Since there appears to be similar PSA recurrence rates in patients with three of months neohormonal therapy, what is the optimal period of time to treat patients? It is seen that downsizing occurs in three months but serum PSA levels do not reach nadir or undetectable levels in most people by that time. Pursuant to these observations Gleave and associates have shown that the optimal duration is probably longer than three months and is more in the order of eight months.96
In summary, it appears that pretreatment with androgen deprivation prior to prostatectomy results in significantly less positive surgical margins. Caution must be advised as there are no long-term results at present regarding recurrence rates. Possibly the best results will be in the patients with cT1C and possibly cT2B lesions. In those with cT3 lesions there does not seem, at present, to be as much value with androgen deprivation as in those with cT2 disease if one is contemplating a radical prostatectomy. It must be emphasized that due to the inadequacies of clinical staging, some patients will be clinically understaged.

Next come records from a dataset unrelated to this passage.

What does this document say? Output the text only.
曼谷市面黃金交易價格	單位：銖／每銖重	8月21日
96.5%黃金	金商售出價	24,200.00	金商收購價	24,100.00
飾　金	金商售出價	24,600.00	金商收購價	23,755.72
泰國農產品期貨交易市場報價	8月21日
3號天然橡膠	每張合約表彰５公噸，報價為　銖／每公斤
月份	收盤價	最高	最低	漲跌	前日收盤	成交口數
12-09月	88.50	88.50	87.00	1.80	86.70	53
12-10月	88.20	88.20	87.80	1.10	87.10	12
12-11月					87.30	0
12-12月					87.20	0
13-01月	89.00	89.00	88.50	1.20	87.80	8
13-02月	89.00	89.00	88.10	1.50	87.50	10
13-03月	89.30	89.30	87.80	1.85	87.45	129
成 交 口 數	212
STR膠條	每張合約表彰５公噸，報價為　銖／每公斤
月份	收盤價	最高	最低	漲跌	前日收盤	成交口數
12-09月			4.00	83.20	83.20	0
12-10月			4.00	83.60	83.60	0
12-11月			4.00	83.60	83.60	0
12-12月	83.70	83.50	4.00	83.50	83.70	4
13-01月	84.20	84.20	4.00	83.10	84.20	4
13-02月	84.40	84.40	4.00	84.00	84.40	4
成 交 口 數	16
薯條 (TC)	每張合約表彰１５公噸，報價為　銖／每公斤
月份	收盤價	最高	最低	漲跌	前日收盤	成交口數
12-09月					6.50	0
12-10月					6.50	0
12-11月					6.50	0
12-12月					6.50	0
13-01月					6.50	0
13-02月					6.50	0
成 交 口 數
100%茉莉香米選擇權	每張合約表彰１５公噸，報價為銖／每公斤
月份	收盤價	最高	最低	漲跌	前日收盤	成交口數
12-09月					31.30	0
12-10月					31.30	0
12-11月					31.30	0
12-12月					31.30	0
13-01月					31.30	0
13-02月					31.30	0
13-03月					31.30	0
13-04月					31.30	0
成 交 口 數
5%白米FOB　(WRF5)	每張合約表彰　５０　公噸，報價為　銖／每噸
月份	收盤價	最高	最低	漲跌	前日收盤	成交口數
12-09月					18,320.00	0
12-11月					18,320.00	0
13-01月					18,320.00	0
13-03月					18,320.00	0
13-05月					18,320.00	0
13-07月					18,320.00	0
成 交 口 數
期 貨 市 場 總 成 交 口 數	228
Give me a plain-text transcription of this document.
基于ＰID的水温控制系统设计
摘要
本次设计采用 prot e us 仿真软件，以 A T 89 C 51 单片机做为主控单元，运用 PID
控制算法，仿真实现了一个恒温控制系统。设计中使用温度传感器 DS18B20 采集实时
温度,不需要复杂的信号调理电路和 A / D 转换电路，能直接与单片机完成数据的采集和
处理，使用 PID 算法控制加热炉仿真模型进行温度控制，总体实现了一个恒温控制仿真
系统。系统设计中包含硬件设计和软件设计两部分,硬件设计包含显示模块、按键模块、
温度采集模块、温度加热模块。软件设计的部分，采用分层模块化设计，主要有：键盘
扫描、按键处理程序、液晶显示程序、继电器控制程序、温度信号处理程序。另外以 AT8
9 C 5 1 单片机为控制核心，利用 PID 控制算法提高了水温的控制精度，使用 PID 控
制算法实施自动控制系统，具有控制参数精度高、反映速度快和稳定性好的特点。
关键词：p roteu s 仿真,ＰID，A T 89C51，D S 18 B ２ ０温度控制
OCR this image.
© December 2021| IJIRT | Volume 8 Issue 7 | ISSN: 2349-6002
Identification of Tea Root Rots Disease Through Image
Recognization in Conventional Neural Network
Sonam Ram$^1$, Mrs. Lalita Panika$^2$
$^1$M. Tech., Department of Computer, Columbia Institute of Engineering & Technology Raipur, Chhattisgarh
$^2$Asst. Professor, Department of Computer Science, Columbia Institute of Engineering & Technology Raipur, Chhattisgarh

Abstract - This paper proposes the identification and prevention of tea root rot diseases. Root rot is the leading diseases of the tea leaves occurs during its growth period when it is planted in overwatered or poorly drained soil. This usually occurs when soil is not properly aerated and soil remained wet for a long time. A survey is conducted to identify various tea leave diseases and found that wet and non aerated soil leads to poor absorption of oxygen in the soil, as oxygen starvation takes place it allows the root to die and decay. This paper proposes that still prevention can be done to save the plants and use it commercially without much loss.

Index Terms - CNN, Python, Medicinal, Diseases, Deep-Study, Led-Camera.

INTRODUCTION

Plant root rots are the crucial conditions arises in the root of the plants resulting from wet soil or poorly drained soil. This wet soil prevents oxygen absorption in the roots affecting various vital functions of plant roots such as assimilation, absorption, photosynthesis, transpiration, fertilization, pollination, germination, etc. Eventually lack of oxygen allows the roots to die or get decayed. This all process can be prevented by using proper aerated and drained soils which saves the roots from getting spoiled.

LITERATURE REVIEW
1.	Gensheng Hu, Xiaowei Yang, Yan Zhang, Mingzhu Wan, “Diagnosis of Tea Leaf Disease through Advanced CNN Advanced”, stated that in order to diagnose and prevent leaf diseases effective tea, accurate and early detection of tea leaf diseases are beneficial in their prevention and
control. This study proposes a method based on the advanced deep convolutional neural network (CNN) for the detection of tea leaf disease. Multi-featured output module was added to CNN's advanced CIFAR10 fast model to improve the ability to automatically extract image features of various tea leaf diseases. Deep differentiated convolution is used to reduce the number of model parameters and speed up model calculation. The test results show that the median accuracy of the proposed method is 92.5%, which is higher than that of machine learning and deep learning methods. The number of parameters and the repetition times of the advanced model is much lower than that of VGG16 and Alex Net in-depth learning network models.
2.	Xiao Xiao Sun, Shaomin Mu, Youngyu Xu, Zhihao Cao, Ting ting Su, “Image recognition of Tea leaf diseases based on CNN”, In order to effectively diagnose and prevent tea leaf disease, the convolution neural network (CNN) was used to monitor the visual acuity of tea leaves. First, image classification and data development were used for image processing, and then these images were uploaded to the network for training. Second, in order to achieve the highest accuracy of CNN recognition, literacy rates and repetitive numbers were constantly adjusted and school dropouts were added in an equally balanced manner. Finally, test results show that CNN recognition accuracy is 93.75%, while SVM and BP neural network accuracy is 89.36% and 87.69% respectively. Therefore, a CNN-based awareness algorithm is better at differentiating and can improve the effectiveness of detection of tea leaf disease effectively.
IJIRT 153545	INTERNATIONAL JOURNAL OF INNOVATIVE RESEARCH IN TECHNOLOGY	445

There is cost involved in the treatment with neoadjuvant deprivation, and the amount of time for optimal therapy is not known. Also, close collaboration must be maintained between urologists and pathologists because pathologic interpretation following androgen deprivation requires some experience on the part of the latter who need to know the type and the duration of the presurgery therapy. Pathologists may have difficulty in finding malignancy due to nuclear changes (pyknosis), apoptosis and inflammatory response.
The resulting fibrosis may make dissection difficult, especially as far as nerve-sparing prostatectomy is concerned. Conversely, surgery in large glands may be facilitated by androgen deprivation. As clinical studies mature, hopefully, the effectiveness of neoadjuvant therapy will become evident. Well-designed studies in clinical settings along with close pathological correlation will decide the role of preoperative androgen deprivation.